As a part of my ongoing effort to learn container based application deployment, I have run into the need for a image registry. Most use DockerHub for this purpose. I want to self host and learn how to set all this stuff up.
Here’s an outline of what this document will cover:
- Get registry configured on remote server
- Setup socket activated SSH tunnel to access registry
- Configure local container tools to know about registry
I will be using the official Docker registry image and my local tool is podman. I use systemd --user
to manage my auto start and scheduled tasks, and it also supports socket activated services so it will be ideal for automating opening the SSH tunnel when I need it.
Registry on remote server
Login to your server. If you don’t have Docker or another container runtime installed, do that now. Run the following command:
# docker run -d -p 127.0.0.1:5000:5000 --restart=always --name registry registry
This will pull down the registry container image and start the container with it’s port mapped to localhost. This is important because we don’t want the registry available on any other network interfaces.

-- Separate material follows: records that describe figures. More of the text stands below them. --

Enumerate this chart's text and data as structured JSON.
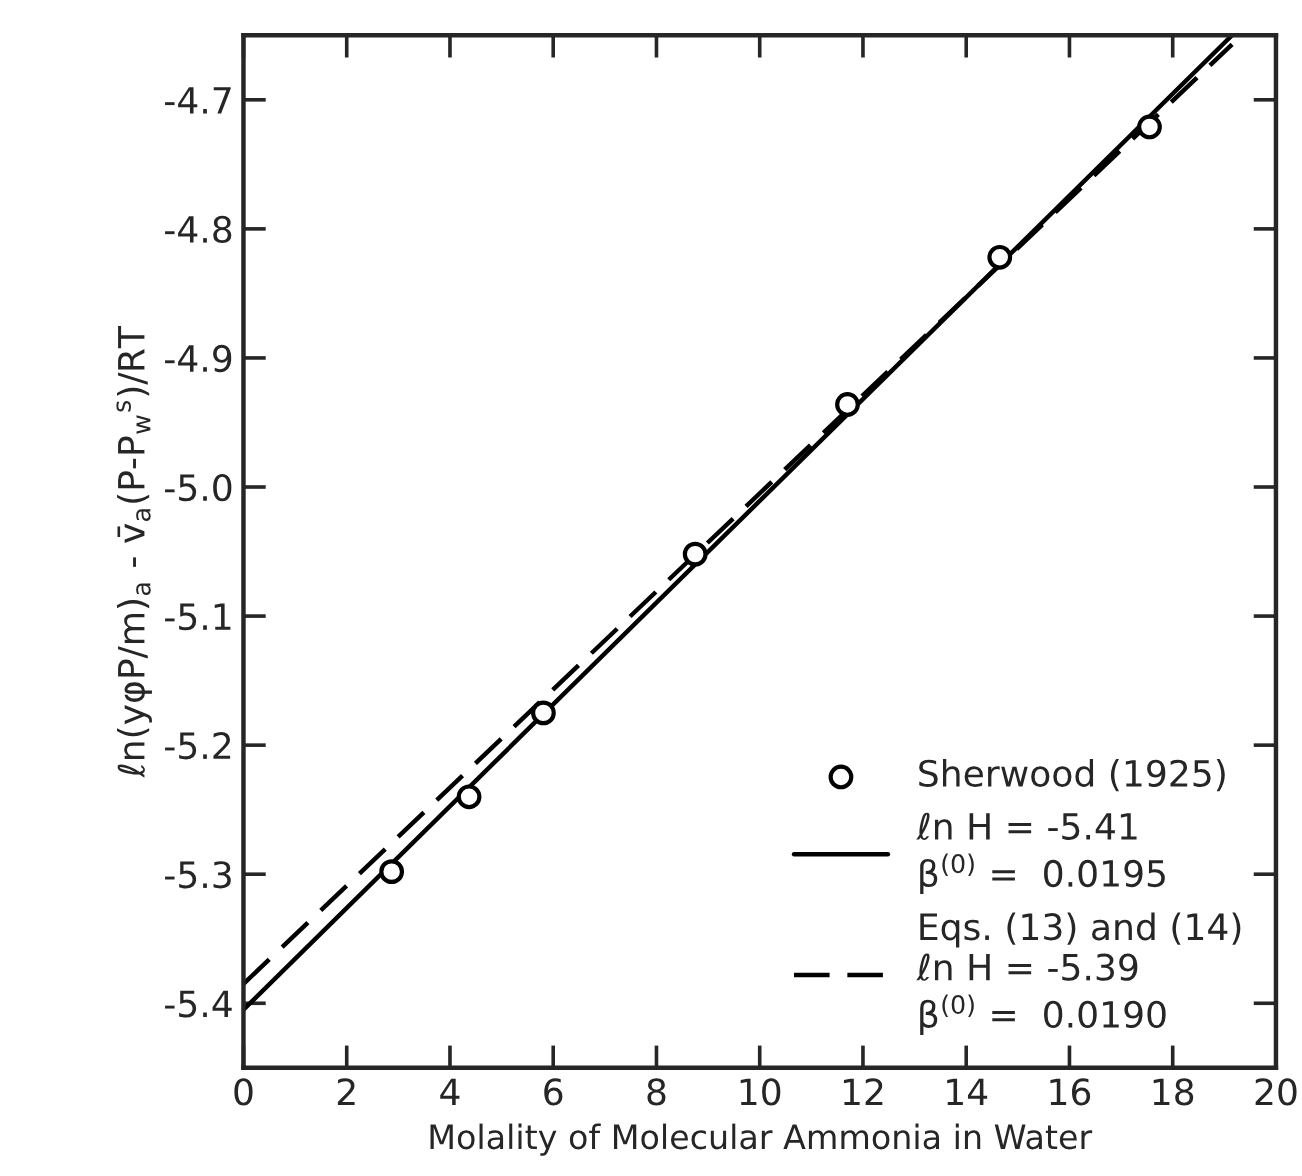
{
  "chart_data": {
    "type": "scatter",
    "xlabel": "Molality of Molecular Ammonia in Water",
    "ylabel": "ℓn(yφP/m)$_{a}$ - v̄$_{a}$(P-P$_{w}$$^{s}$)/RT",
    "series": [
      {
        "name": "Sherwood (1925)",
        "marker": "circle",
        "color": "#000000",
        "x": [
          2.87,
          4.37,
          5.81,
          8.75,
          11.7,
          14.65,
          17.55
        ],
        "values": [
          -5.298,
          -5.24,
          -5.175,
          -5.052,
          -4.936,
          -4.822,
          -4.721
        ]
      },
      {
        "name": "ℓn H = -5.41\nβ$^{(0)}$ =  0.0195",
        "type": "line",
        "line_style": "solid",
        "color": "#000000",
        "x": [
          0,
          19.15
        ],
        "values": [
          -5.405,
          -4.65
        ]
      },
      {
        "name": "Eqs. (13) and (14)\nℓn H = -5.39\nβ$^{(0)}$ =  0.0190",
        "type": "line",
        "line_style": "dashed",
        "color": "#000000",
        "x": [
          0,
          19.15
        ],
        "values": [
          -5.385,
          -4.657
        ]
      }
    ],
    "xlim": [
      0,
      20
    ],
    "xticks": [
      0,
      2,
      4,
      6,
      8,
      10,
      12,
      14,
      16,
      18,
      20
    ],
    "ylim": [
      -5.45,
      -4.65
    ],
    "yticks": [
      -5.4,
      -5.3,
      -5.2,
      -5.1,
      {
        "value": -5.0,
        "label": "-5.0"
      },
      -4.9,
      -4.8,
      -4.7
    ],
    "grid": false,
    "legend": "bottom right"
  }
}
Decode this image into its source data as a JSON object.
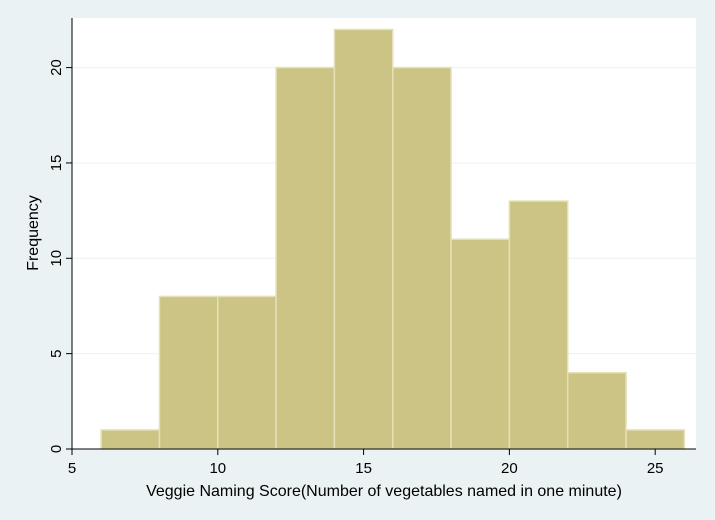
{
  "chart_data": {
    "type": "bar",
    "title": "",
    "xlabel": "Veggie Naming Score(Number of vegetables named in one minute)",
    "ylabel": "Frequency",
    "bin_edges": [
      6,
      8,
      10,
      12,
      14,
      16,
      18,
      20,
      22,
      24,
      26
    ],
    "values": [
      1,
      8,
      8,
      20,
      22,
      20,
      11,
      13,
      4,
      1
    ],
    "xlim": [
      5,
      26.4
    ],
    "ylim": [
      0,
      22.6
    ],
    "x_ticks": [
      "5",
      "10",
      "15",
      "20",
      "25"
    ],
    "y_ticks": [
      "0",
      "5",
      "10",
      "15",
      "20"
    ],
    "grid": true,
    "colors": {
      "bar_fill": "#cbc484",
      "bar_edge": "#e4e0b8",
      "plot_bg": "#ffffff",
      "outer_bg": "#eaf2f3",
      "grid": "#eaf2f3",
      "axis": "#000000"
    }
  }
}
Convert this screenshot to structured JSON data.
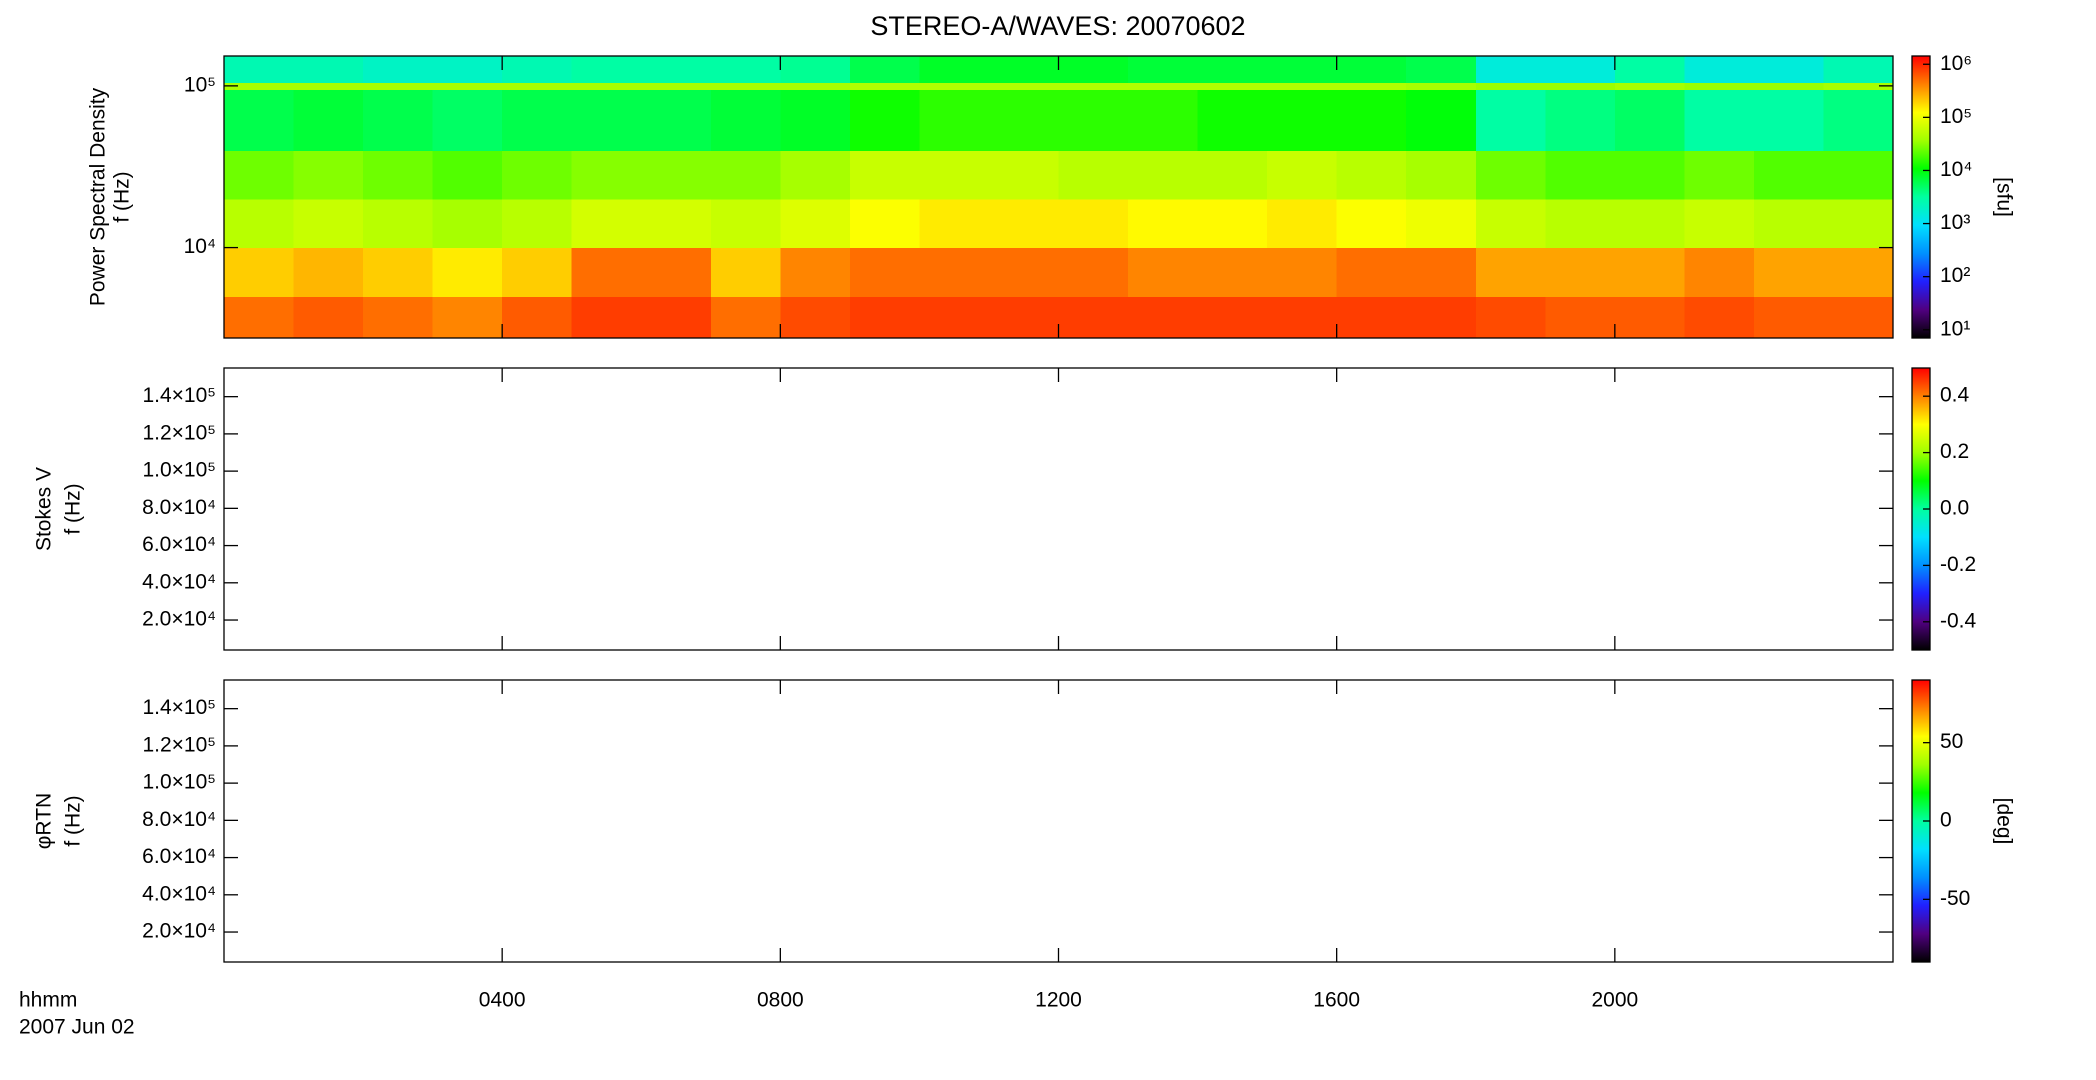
{
  "chart_data": [
    {
      "type": "heatmap",
      "title": "STEREO-A/WAVES: 20070602",
      "ylabel": [
        "Power Spectral Density",
        "f (Hz)"
      ],
      "ylog": true,
      "ylim": [
        2760,
        153000
      ],
      "yticks": [
        {
          "value": 10000,
          "label": "10⁴"
        },
        {
          "value": 100000,
          "label": "10⁵"
        }
      ],
      "xlim": [
        0,
        24
      ],
      "x_edges": [
        0,
        1,
        2,
        3,
        4,
        5,
        6,
        7,
        8,
        9,
        10,
        11,
        12,
        13,
        14,
        15,
        16,
        17,
        18,
        19,
        20,
        21,
        22,
        23,
        24
      ],
      "y_edges": [
        2760,
        5000,
        10000,
        20000,
        40000,
        95000,
        105000,
        153000
      ],
      "z": [
        [
          500000,
          600000,
          500000,
          400000,
          600000,
          800000,
          800000,
          500000,
          700000,
          800000,
          800000,
          800000,
          800000,
          800000,
          800000,
          800000,
          800000,
          800000,
          700000,
          600000,
          600000,
          700000,
          600000,
          600000
        ],
        [
          200000,
          250000,
          200000,
          150000,
          200000,
          500000,
          500000,
          200000,
          400000,
          500000,
          500000,
          500000,
          500000,
          400000,
          400000,
          400000,
          500000,
          500000,
          300000,
          300000,
          300000,
          400000,
          300000,
          300000
        ],
        [
          50000,
          60000,
          50000,
          40000,
          50000,
          70000,
          70000,
          60000,
          80000,
          120000,
          150000,
          150000,
          150000,
          130000,
          130000,
          150000,
          120000,
          100000,
          60000,
          50000,
          50000,
          60000,
          50000,
          50000
        ],
        [
          25000,
          30000,
          25000,
          20000,
          25000,
          30000,
          30000,
          30000,
          40000,
          60000,
          60000,
          60000,
          50000,
          50000,
          50000,
          60000,
          50000,
          40000,
          25000,
          20000,
          20000,
          25000,
          20000,
          20000
        ],
        [
          6000,
          7000,
          6000,
          5000,
          6000,
          6000,
          6000,
          7000,
          8000,
          12000,
          15000,
          15000,
          15000,
          15000,
          12000,
          12000,
          12000,
          10000,
          3000,
          4000,
          5000,
          3000,
          3000,
          4000
        ],
        [
          40000,
          40000,
          40000,
          40000,
          40000,
          40000,
          40000,
          40000,
          40000,
          45000,
          45000,
          45000,
          45000,
          45000,
          45000,
          45000,
          45000,
          40000,
          35000,
          35000,
          40000,
          35000,
          35000,
          40000
        ],
        [
          2500,
          2500,
          2000,
          2000,
          2500,
          3000,
          3000,
          3000,
          3500,
          6000,
          8000,
          8000,
          8000,
          7000,
          7000,
          7000,
          7000,
          6000,
          1500,
          1500,
          3000,
          1500,
          1500,
          2500
        ]
      ],
      "colormap": [
        "#000000",
        "#500080",
        "#2020ff",
        "#0090ff",
        "#00e0ff",
        "#00ffa0",
        "#00ff00",
        "#a0ff00",
        "#ffff00",
        "#ff8000",
        "#ff0000"
      ],
      "clog": true,
      "clim": [
        7,
        1430000
      ],
      "cticks": [
        {
          "value": 10,
          "label": "10¹"
        },
        {
          "value": 100,
          "label": "10²"
        },
        {
          "value": 1000,
          "label": "10³"
        },
        {
          "value": 10000,
          "label": "10⁴"
        },
        {
          "value": 100000,
          "label": "10⁵"
        },
        {
          "value": 1000000,
          "label": "10⁶"
        }
      ],
      "clabel": "[sfu]"
    },
    {
      "type": "heatmap",
      "ylabel": [
        "Stokes V",
        "f (Hz)"
      ],
      "ylim": [
        3900,
        155400
      ],
      "yticks": [
        {
          "value": 20000,
          "label": "2.0×10⁴"
        },
        {
          "value": 40000,
          "label": "4.0×10⁴"
        },
        {
          "value": 60000,
          "label": "6.0×10⁴"
        },
        {
          "value": 80000,
          "label": "8.0×10⁴"
        },
        {
          "value": 100000,
          "label": "1.0×10⁵"
        },
        {
          "value": 120000,
          "label": "1.2×10⁵"
        },
        {
          "value": 140000,
          "label": "1.4×10⁵"
        }
      ],
      "xlim": [
        0,
        24
      ],
      "clim": [
        -0.5,
        0.5
      ],
      "cticks": [
        -0.4,
        -0.2,
        {
          "value": 0,
          "label": "0.0"
        },
        0.2,
        0.4
      ]
    },
    {
      "type": "heatmap",
      "ylabel": [
        "φRTN",
        "f (Hz)"
      ],
      "ylim": [
        3900,
        155400
      ],
      "yticks": [
        {
          "value": 20000,
          "label": "2.0×10⁴"
        },
        {
          "value": 40000,
          "label": "4.0×10⁴"
        },
        {
          "value": 60000,
          "label": "6.0×10⁴"
        },
        {
          "value": 80000,
          "label": "8.0×10⁴"
        },
        {
          "value": 100000,
          "label": "1.0×10⁵"
        },
        {
          "value": 120000,
          "label": "1.2×10⁵"
        },
        {
          "value": 140000,
          "label": "1.4×10⁵"
        }
      ],
      "xlim": [
        0,
        24
      ],
      "xticks": [
        {
          "value": 4,
          "label": "0400"
        },
        {
          "value": 8,
          "label": "0800"
        },
        {
          "value": 12,
          "label": "1200"
        },
        {
          "value": 16,
          "label": "1600"
        },
        {
          "value": 20,
          "label": "2000"
        }
      ],
      "x_label": "hhmm",
      "date": "2007 Jun 02",
      "clim": [
        -90,
        90
      ],
      "cticks": [
        -50,
        0,
        50
      ],
      "clabel": "[deg]"
    }
  ]
}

Socket activated ssh tunnel
You will need to create two files in ~/.config/systemd/user/
, a service file and a socket file. Here’s the socket file:
registry-proxy.socket
[Socket]
ListenStream=127.0.0.1:5000
Accept=no
[Install]
WantedBy=default.target
registry-proxy.service
[Unit]
Description=SSH proxy to my private container image registry
[Service]
ExecStart=-ssh -T -L 5000:localhost:5000 [email protected]
StandardInput=socket
Replace user and example.com with the username and host for your remote server.
Run the following to bring up the service and have it start listening on login:
systemctl --user enable registry-proxy.socket
systemctl --user start registry-proxy.socket
Configure Podman to access registry
Edit your registries.conf and change this part:
[registries.insecure]
registries = []
to
[registries.insecure]
registries = ['localhost:5000']
We are adding it to the insecure registries list because we have not configured TLS in the registry. This is fine in this case, because SSH provides both authentication and transport security.